When fixing unbalanced quotes, don't fix quotes that should be unbalanced.
When using quote marks around speech, if the speech is more than one paragraph, closing quotes are not used at the end of each paragraph, but only at the end of the last paragraph:
He said, "This is a long bit of reported speech I'm making, so long that I'll have to break it into more than one paragraph.
"This is still me speaking, continuing my speech in a new paragraph, and looking set to carry on until the audience falls asleep.
"In fact, I have so little to say, but I'm using so many words to say it, that I suspect my some people in my audience are quietly creeping out the back of the hall."
Quote:
Originally Posted by ShellShock
I think the biggest problem here is the unbalanced quotes - I can't think of any way of automatically balancing them, because this requires natural language skills.
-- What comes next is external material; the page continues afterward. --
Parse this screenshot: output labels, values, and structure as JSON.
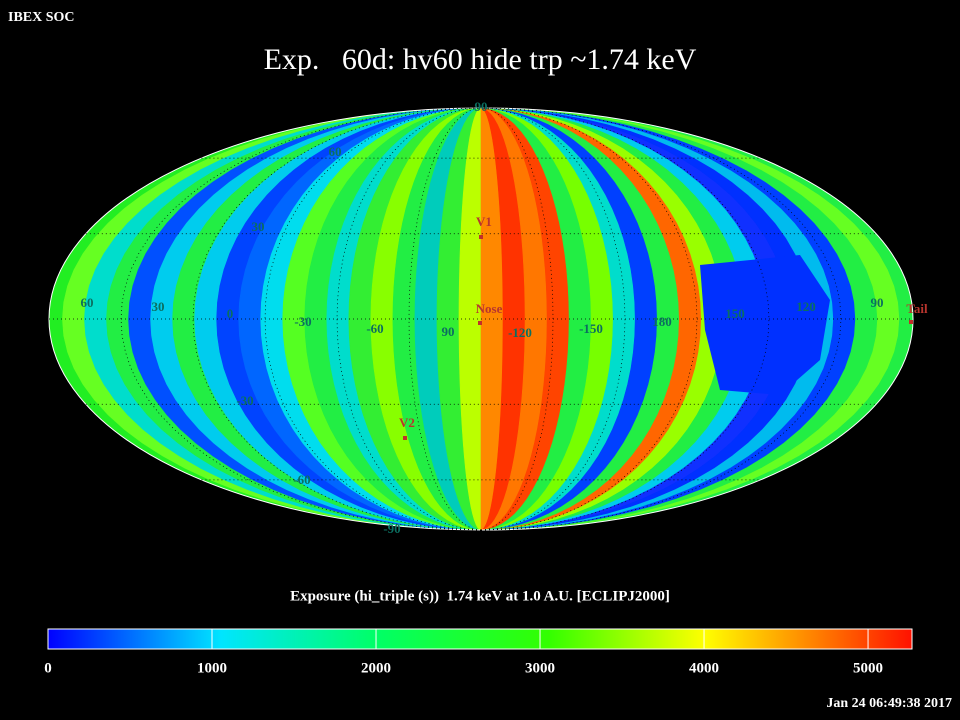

Assuming you have manually balanced the quotes, you could then use the Word auto-correct feature to replace " with the smart quotes throughout the document - this uses a different character for opening and closing quotes. It would then be possible to global search and replace e.g., opening quote followed by space, with just an opening quote.
I have had to go through exactly this process with one of the books I read recently. As I read the book on the reader, I book-marked pages with errors, so that later I could fix these errors in Word (the source document was an RTF). Unbalanced quotes were one of the biggest problems, and I could not think of any way of automatically fixing them (and I am a programmer).